I think Nollywood and Bollywood are important vehicles of expression of Third World’s popular aspirations and apprehensions. They portray the challenges, the patriotism of the man in the street in Lagos and Mumbai.
And I think it’s a very good idea to not only synergize these two but also try and seek technical, financial and cultural composites. I am convinced it can happen and when it happens, it would be a good thing to both countries. Some initial attempts have been made and I will be happy to share with you that an establishment in India with increased capacity in television and film production has recently announced collaboration with strong media of Nigeria to set up institutions in Lagos and Port Harcourt where cinematographic training will be provided.
I have high hopes that this private initiative would lead to synergy between Nollywood and Bollywood. We can also think in terms of feeding Nollywood with great intellectual property protection so that performers are able to derive their dues – and see that their intellectual properties are not pirated.
This is very important when they see increasing profit in the venture the richer populace would now be willing to invest.
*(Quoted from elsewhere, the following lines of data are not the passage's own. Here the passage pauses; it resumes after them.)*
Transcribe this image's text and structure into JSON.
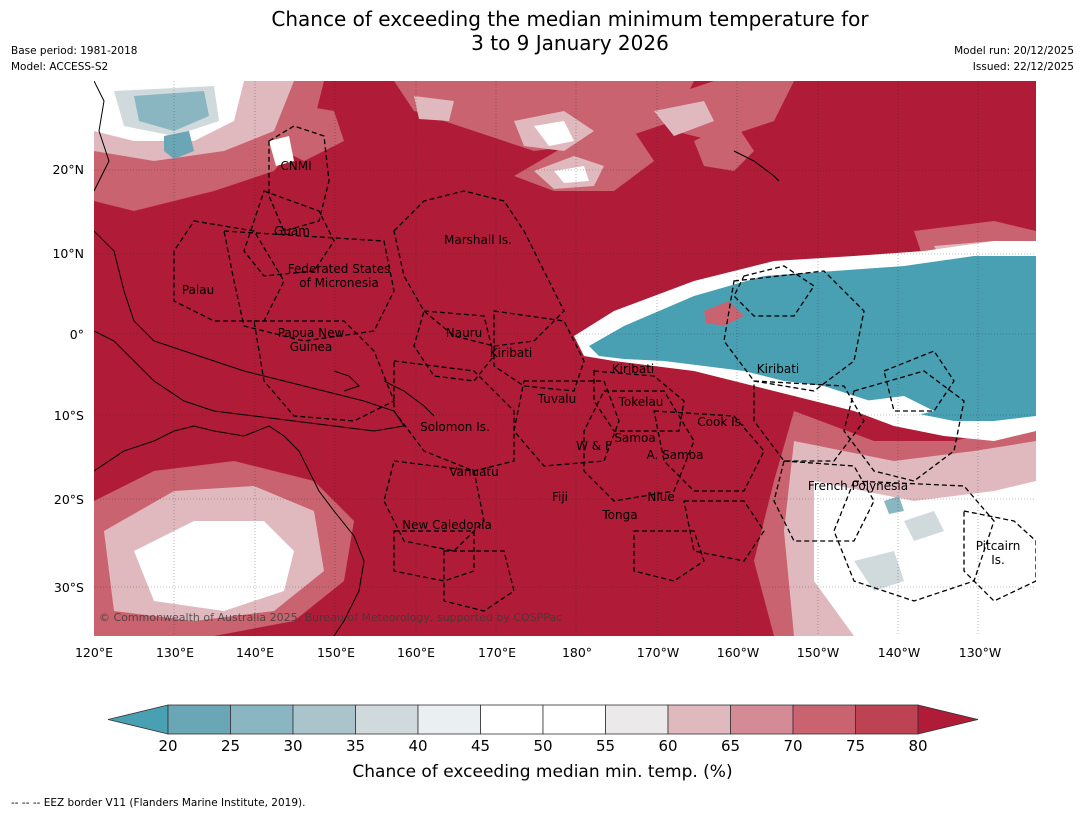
{
  "title": {
    "line1": "Chance of exceeding the median minimum temperature for",
    "line2": "3 to 9 January 2026"
  },
  "meta_left": {
    "base_period": "Base period: 1981-2018",
    "model": "Model: ACCESS-S2"
  },
  "meta_right": {
    "model_run": "Model run: 20/12/2025",
    "issued": "Issued: 22/12/2025"
  },
  "map": {
    "lat_ticks": [
      "20°N",
      "10°N",
      "0°",
      "10°S",
      "20°S",
      "30°S"
    ],
    "lon_ticks": [
      "120°E",
      "130°E",
      "140°E",
      "150°E",
      "160°E",
      "170°E",
      "180°",
      "170°W",
      "160°W",
      "150°W",
      "140°W",
      "130°W"
    ],
    "copyright": "© Commonwealth of Australia 2025, Bureau of Meteorology, supported by COSPPac",
    "places": [
      {
        "id": "cnmi",
        "lines": [
          "CNMI"
        ]
      },
      {
        "id": "guam",
        "lines": [
          "Guam"
        ]
      },
      {
        "id": "marshall",
        "lines": [
          "Marshall Is."
        ]
      },
      {
        "id": "fsm",
        "lines": [
          "Federated States",
          "of Micronesia"
        ]
      },
      {
        "id": "palau",
        "lines": [
          "Palau"
        ]
      },
      {
        "id": "png",
        "lines": [
          "Papua New",
          "Guinea"
        ]
      },
      {
        "id": "nauru",
        "lines": [
          "Nauru"
        ]
      },
      {
        "id": "kiribati-w",
        "lines": [
          "Kiribati"
        ]
      },
      {
        "id": "kiribati-c",
        "lines": [
          "Kiribati"
        ]
      },
      {
        "id": "kiribati-e",
        "lines": [
          "Kiribati"
        ]
      },
      {
        "id": "tuvalu",
        "lines": [
          "Tuvalu"
        ]
      },
      {
        "id": "tokelau",
        "lines": [
          "Tokelau"
        ]
      },
      {
        "id": "cook",
        "lines": [
          "Cook Is."
        ]
      },
      {
        "id": "solomon",
        "lines": [
          "Solomon Is."
        ]
      },
      {
        "id": "samoa",
        "lines": [
          "Samoa"
        ]
      },
      {
        "id": "wf",
        "lines": [
          "W & F"
        ]
      },
      {
        "id": "asamoa",
        "lines": [
          "A. Samoa"
        ]
      },
      {
        "id": "vanuatu",
        "lines": [
          "Vanuatu"
        ]
      },
      {
        "id": "fiji",
        "lines": [
          "Fiji"
        ]
      },
      {
        "id": "niue",
        "lines": [
          "Niue"
        ]
      },
      {
        "id": "frpoly",
        "lines": [
          "French Polynesia"
        ]
      },
      {
        "id": "tonga",
        "lines": [
          "Tonga"
        ]
      },
      {
        "id": "newcal",
        "lines": [
          "New Caledonia"
        ]
      },
      {
        "id": "pitcairn",
        "lines": [
          "Pitcairn",
          "Is."
        ]
      }
    ]
  },
  "colorbar": {
    "ticks": [
      "20",
      "25",
      "30",
      "35",
      "40",
      "45",
      "50",
      "55",
      "60",
      "65",
      "70",
      "75",
      "80"
    ],
    "colors": [
      "#4aa0b3",
      "#6aa6b5",
      "#8ab6c2",
      "#a9c5cb",
      "#d0d9dc",
      "#eaf0f2",
      "#ffffff",
      "#ffffff",
      "#ebe9ea",
      "#e0b9bf",
      "#d48b95",
      "#c9636f",
      "#bd4352",
      "#b01c37"
    ],
    "label": "Chance of exceeding median min. temp. (%)"
  },
  "footnote": "--  --  -- EEZ border V11 (Flanders Marine Institute, 2019)."
}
So, we could use technological solutions and strengthening the regulatory networks for this purpose.
In rounding off, on the soft side, why do you Indians always love to sing and dance in every movie?
Why not (laughter)
Well, this has become a hallmark of Bollywood. And as you know, music is the shortcut to intimacy. An Hausa boy sitting in front of television watching an Indian movie may not understand what is going on in terms of language and so on. But he can still hum along when a song comes along. And that is what makes songs popular. These are just fantasy anyway.
I hope you would visit India and see the reality of 1.2 billion people. We don’t sing at least 10 times every two hours. We have the same problem like every average Nigerian. We live normal lives but sometimes the films portray some elements of fantasy and sometimes do have overlap of reality but they’re not reality.